You Snooze, You Win

Sleep and its impact on athletes as well as knowledge workers… How to use Sleep Indicators to improve performance on teams on and off the court.

After more than two decades of working with professional sporting teams, high-net-worth individuals, and C-suite executives, sleep health consistently ranks among the few indicators with proven performance results.

There are others, but none with as much science to reinforce what we have experienced.

Back in 2011, Stanford University’s Cheri Mah’s Sleep study on basketball athletes prompted us at the Perth Wildcats and Perth Lynx to partner with UWA’s Dr Ian C Dunican, championed by our own head of Physical Performance, Josh Cavanagh, to conduct our own research into sleep and its effects on performance in 2015 (https://lnkd.in/gd3JhYyy).

Mah’s study proved that just two extra hours of sleep has significant improvements such as:

– Players ran faster 282-foot sprints (16.2 seconds versus 15.5 seconds) than they had at baseline;

– Free throw percentages increased by 9 per cent;

– 3-point field goal percentage increased by 9.2 per cent; and

– Fatigue levels decreased following sleep extension, and athletes reported improved practices and games.

At about the same time, research from the US Dept of Health reported that more 10% of adults were averaging less than five hours’ sleep despite motor performance due to sleep deprivation being equivalent to a blood alcohol content of .05 – 0.1% – making even driving dangerous.

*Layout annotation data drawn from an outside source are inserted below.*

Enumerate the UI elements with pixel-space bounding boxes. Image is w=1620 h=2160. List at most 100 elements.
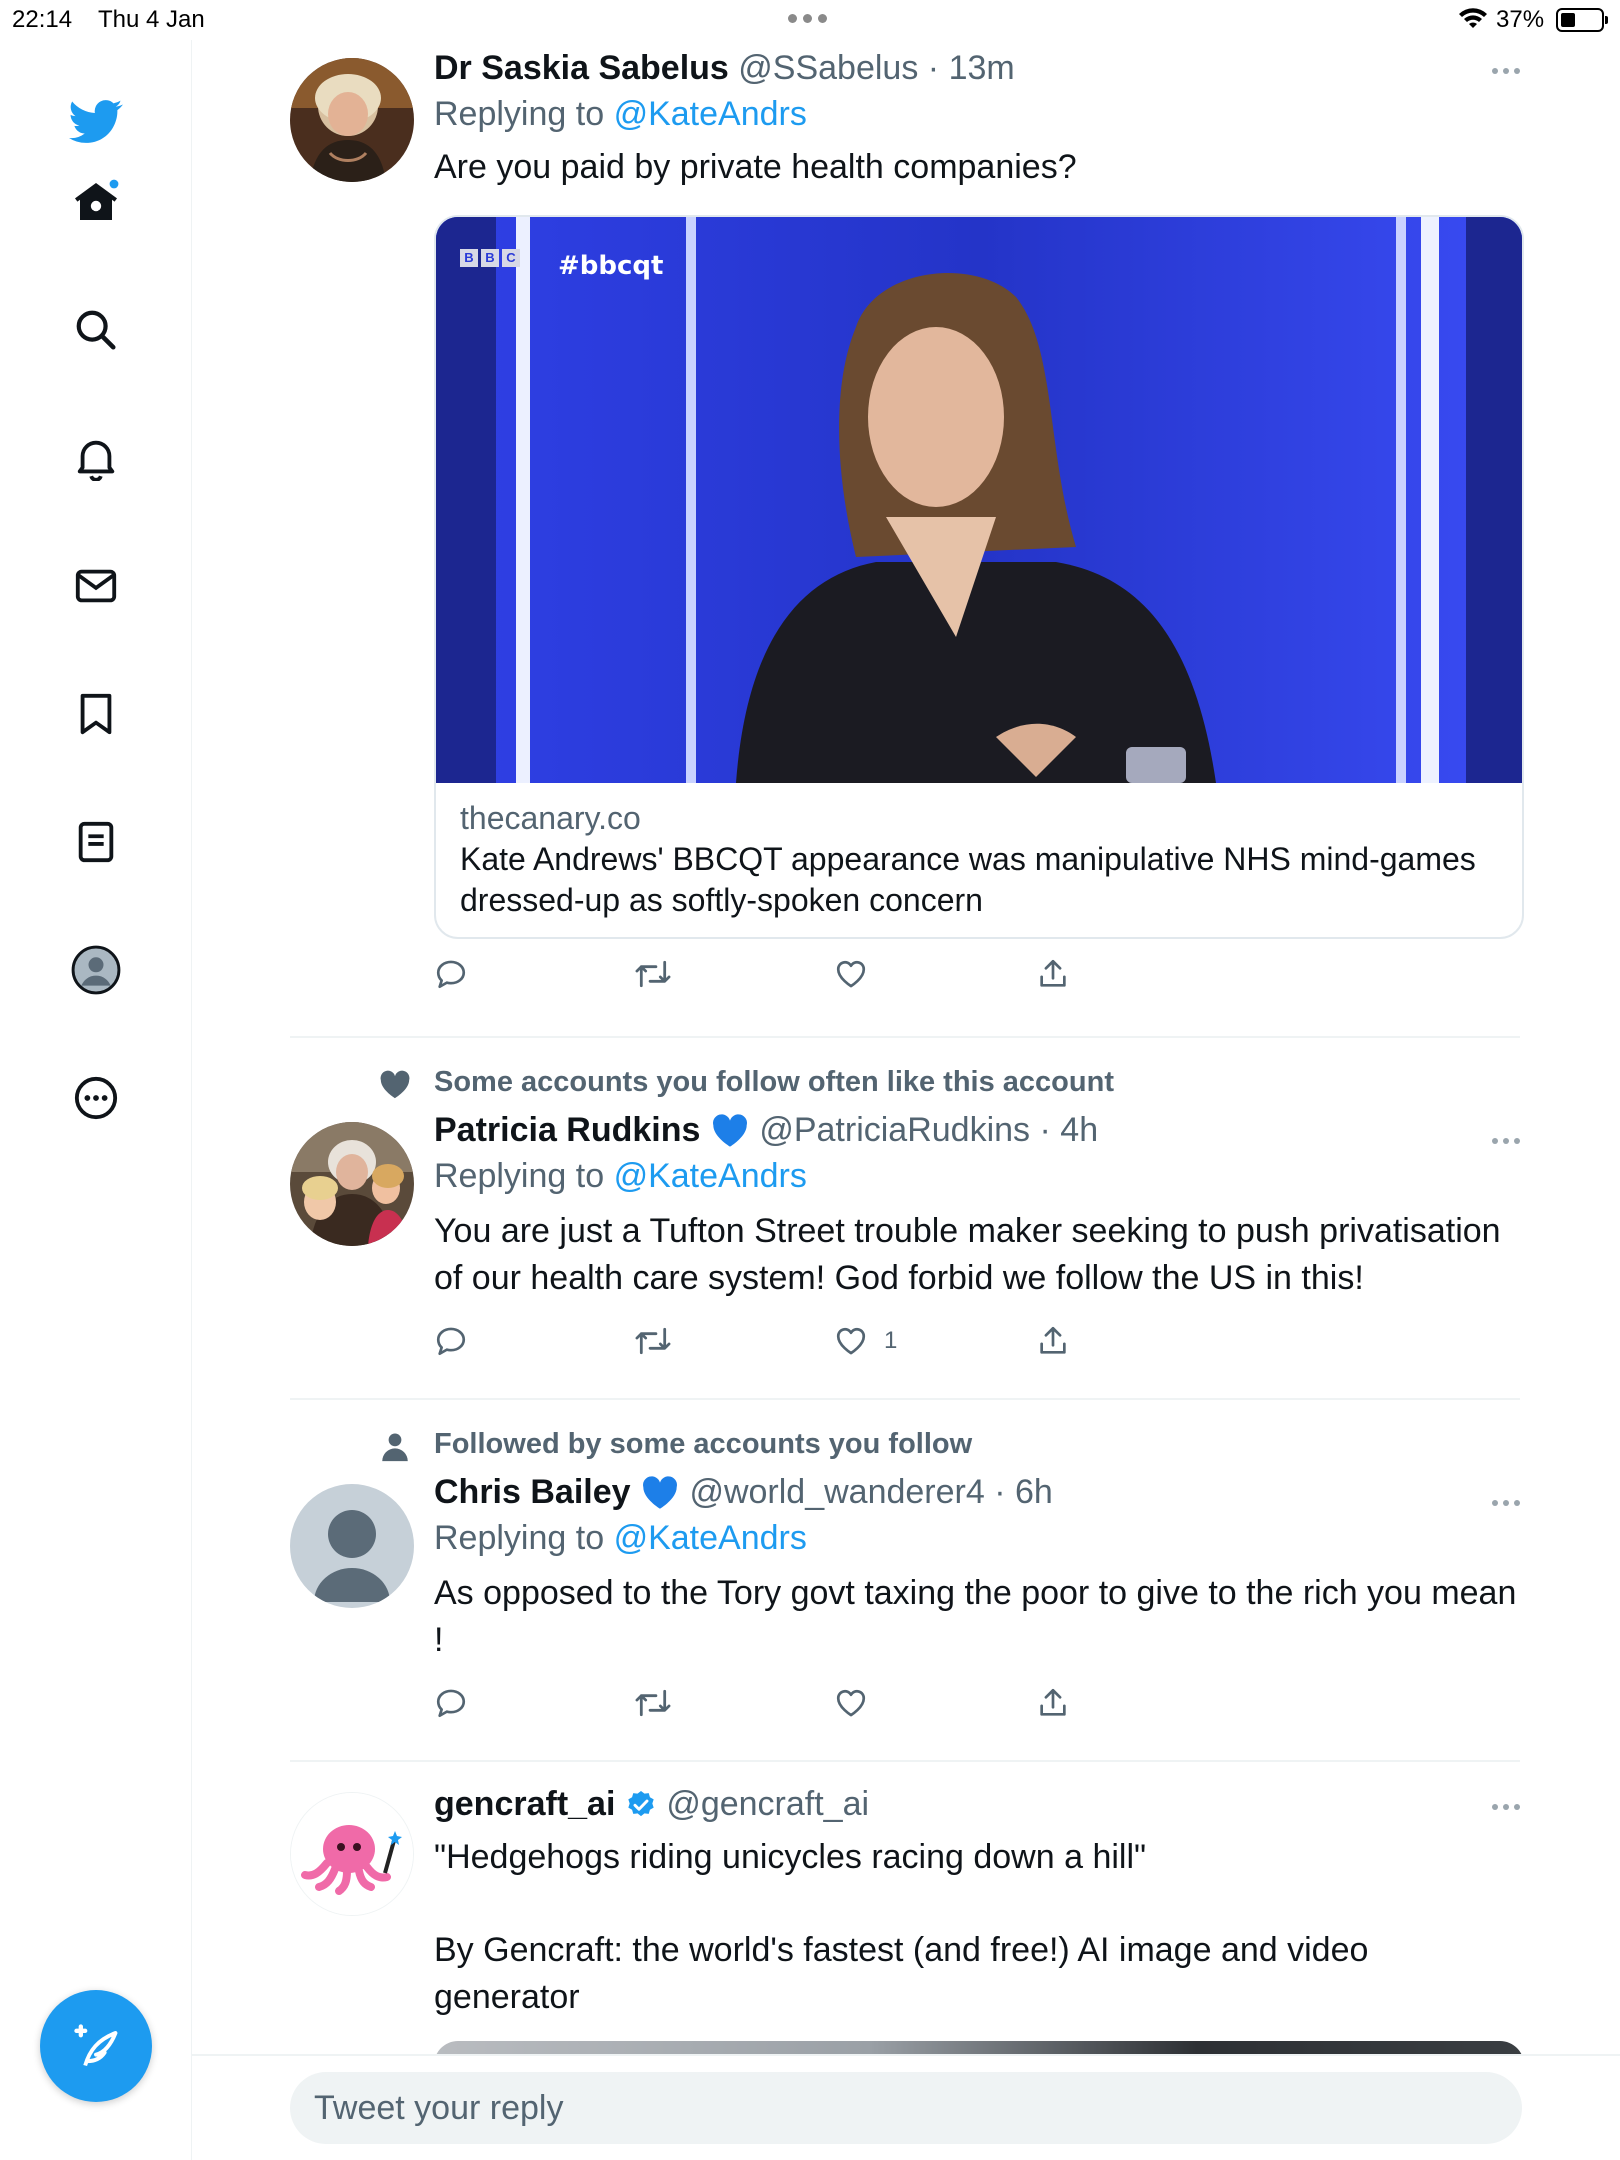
notifications-bell-icon[interactable]: [64, 426, 128, 490]
card-meta: thecanary.co Kate Andrews' BBCQT appeara…: [436, 783, 1522, 937]
tweet-header: Patricia Rudkins @PatriciaRudkins · 4h: [434, 1108, 1520, 1152]
compose-tweet-icon: [74, 2024, 118, 2067]
separator-dot: ·: [927, 49, 940, 87]
author-handle[interactable]: @world_wanderer4: [689, 1473, 984, 1511]
media-hashtag: #bbcqt: [558, 251, 664, 281]
author-name[interactable]: Chris Bailey: [434, 1473, 631, 1511]
retweet-icon: [635, 1327, 671, 1355]
share-icon: [1040, 959, 1066, 987]
avatar[interactable]: [290, 1122, 414, 1246]
tweet-actions: 1: [434, 1324, 1520, 1372]
replying-label: Replying to: [434, 95, 605, 133]
messages-envelope-icon[interactable]: [64, 554, 128, 618]
author-name[interactable]: gencraft_ai: [434, 1785, 615, 1823]
battery-icon: [1556, 8, 1608, 32]
divider: [290, 1760, 1520, 1762]
share-button[interactable]: [1036, 1686, 1070, 1720]
author-handle[interactable]: @SSabelus: [738, 49, 918, 87]
tweet-time[interactable]: 4h: [1060, 1111, 1098, 1149]
retweet-button[interactable]: [634, 1324, 672, 1358]
retweet-button[interactable]: [634, 1686, 672, 1720]
more-options-icon[interactable]: [1492, 1500, 1520, 1506]
verified-badge-icon: [628, 1791, 654, 1817]
share-icon: [1040, 1688, 1066, 1716]
replying-to: Replying to @KateAndrs: [434, 90, 1520, 138]
avatar[interactable]: [290, 58, 414, 182]
share-button[interactable]: [1036, 1324, 1070, 1358]
reply-button[interactable]: [434, 957, 468, 991]
tweet-text: Are you paid by private health companies…: [434, 148, 1077, 186]
card-title: Kate Andrews' BBCQT appearance was manip…: [460, 841, 1476, 918]
status-time: 22:14: [12, 6, 73, 33]
reply-button[interactable]: [434, 1324, 468, 1358]
twitter-logo-icon[interactable]: [64, 90, 128, 154]
lists-icon[interactable]: [64, 810, 128, 874]
replying-to: Replying to @KateAndrs: [434, 1514, 1520, 1562]
tweet-time[interactable]: 13m: [949, 49, 1015, 87]
author-handle[interactable]: @gencraft_ai: [666, 1785, 869, 1823]
retweet-icon: [635, 1689, 671, 1717]
card-image: B B C #bbcqt: [436, 217, 1522, 783]
replying-handle-link[interactable]: @KateAndrs: [614, 1519, 807, 1557]
multitasking-dots-icon[interactable]: [788, 14, 827, 23]
social-context-text: Some accounts you follow often like this…: [434, 1066, 1114, 1098]
tweet-actions: [434, 1686, 1520, 1734]
replying-handle-link[interactable]: @KateAndrs: [614, 1157, 807, 1195]
share-icon: [1040, 1326, 1066, 1354]
separator-dot: ·: [1039, 1111, 1051, 1149]
bbc-logo: B B C: [460, 249, 520, 267]
tweet-header: Chris Bailey @world_wanderer4 · 6h: [434, 1470, 1520, 1514]
heart-icon: [836, 960, 866, 988]
person-icon: [382, 1433, 408, 1462]
blue-heart-icon: [642, 1476, 677, 1509]
author-name[interactable]: Dr Saskia Sabelus: [434, 49, 729, 87]
more-options-icon[interactable]: [1492, 1804, 1520, 1810]
tweet-text: "Hedgehogs riding unicycles racing down …: [434, 1838, 1147, 1876]
reply-icon: [436, 1689, 466, 1718]
battery-percent: 37%: [1496, 6, 1545, 33]
reply-input[interactable]: [290, 2072, 1522, 2144]
social-context-text: Followed by some accounts you follow: [434, 1428, 973, 1460]
more-circle-icon[interactable]: [64, 1066, 128, 1130]
reply-icon: [436, 1327, 466, 1356]
like-count: 1: [884, 1327, 898, 1354]
retweet-icon: [635, 960, 671, 988]
tweet-header: gencraft_ai @gencraft_ai: [434, 1782, 1520, 1826]
reply-button[interactable]: [434, 1686, 468, 1720]
bookmark-icon[interactable]: [64, 682, 128, 746]
replying-label: Replying to: [434, 1157, 605, 1195]
search-icon[interactable]: [64, 298, 128, 362]
replying-handle-link[interactable]: @KateAndrs: [614, 95, 807, 133]
profile-icon[interactable]: [64, 938, 128, 1002]
like-button[interactable]: [834, 957, 884, 991]
retweet-button[interactable]: [634, 957, 672, 991]
like-button[interactable]: 1: [834, 1324, 897, 1358]
card-domain: thecanary.co: [460, 800, 641, 836]
separator-dot: ·: [994, 1473, 1006, 1511]
author-name[interactable]: Patricia Rudkins: [434, 1111, 700, 1149]
more-options-icon[interactable]: [1492, 68, 1520, 74]
status-date: Thu 4 Jan: [98, 6, 205, 33]
sidebar: [0, 40, 192, 2160]
compose-tweet-button[interactable]: [40, 1990, 152, 2102]
tweet-time[interactable]: 6h: [1015, 1473, 1053, 1511]
tweet-text-secondary: By Gencraft: the world's fastest (and fr…: [434, 1931, 1369, 2016]
reply-icon: [436, 960, 466, 989]
social-context: Followed by some accounts you follow: [382, 1428, 1520, 1464]
divider: [290, 1036, 1520, 1038]
more-options-icon[interactable]: [1492, 1138, 1520, 1144]
heart-icon: [836, 1689, 866, 1717]
replying-to: Replying to @KateAndrs: [434, 1152, 1520, 1200]
tweet-text: As opposed to the Tory govt taxing the p…: [434, 1574, 1517, 1659]
tweet-text: You are just a Tufton Street trouble mak…: [434, 1212, 1501, 1297]
tweet-actions: [434, 957, 1520, 1005]
link-card[interactable]: B B C #bbcqt thecanary.co Kate Andrews' …: [434, 215, 1524, 939]
avatar[interactable]: [290, 1484, 414, 1608]
replying-label: Replying to: [434, 1519, 605, 1557]
like-button[interactable]: [834, 1686, 884, 1720]
avatar[interactable]: [290, 1792, 414, 1916]
home-icon[interactable]: [64, 170, 128, 234]
share-button[interactable]: [1036, 957, 1070, 991]
reply-composer-bar: [192, 2054, 1620, 2160]
author-handle[interactable]: @PatriciaRudkins: [759, 1111, 1030, 1149]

Whilst a single night of sleep deprivation has been shown to negatively affect attention, reaction time, cognition and memory.

University of Arizona’s Michael Grandner also reported similar results, suggesting an almost 20% drop in productivity at five to six hours of sleep and close to 30% drop at four hours or less.

Grandner and his colleague Jonathan Charest’s more recent research on sleep and athletic performance highlighted its critical role, especially with executive function; they found impacts on split-second decision-making in game-time environments.

The deleterious impact of sleep deprivation on work is no different for manual, technical, or knowledge workers.

Importantly, we have found that on and off the court, on average people have little to no time for themselves mentally, apart from being in the shower or phone-free environments such as church.

We are almost never alone, uninterrupted and fully engaged with ourselves or those around us.

This reduces the time available to truly reflect, process, analyse and learn whilst affecting end-of-day wind-down and sleep health.

Dunican’s research recommended that people “switch off all electronics at least an hour before bed to calm the mind, using mindfulness or meditation apps…”

We have since applied our sports-related learnings to the boardroom, advising CEOs’ managers and all employees to include feedback on their sleep health in team huddles, 101s, and general feedback daily, especially at commencement.

A sleep-health and wellness pulse check has proven to be a critical lead indicator of team performance.

NEXT ACTIONS

Answering with a quantitative number out of ten on: 

How well did you sleep last night? 

What is your general wellness? How do you feel? … and even, 

What’s the one thing keeping you up at night?

…can provide key insights on how ready and able every person on the team is to fulfil the day’s mission and, most importantly, provide an ongoing pattern of general well-being.

Where someone reports a lack of sleep, low levels of general wellness, or preoccupying concerns (work or otherwise), managers, coaches, and leaders can take necessary steps in the short and long term.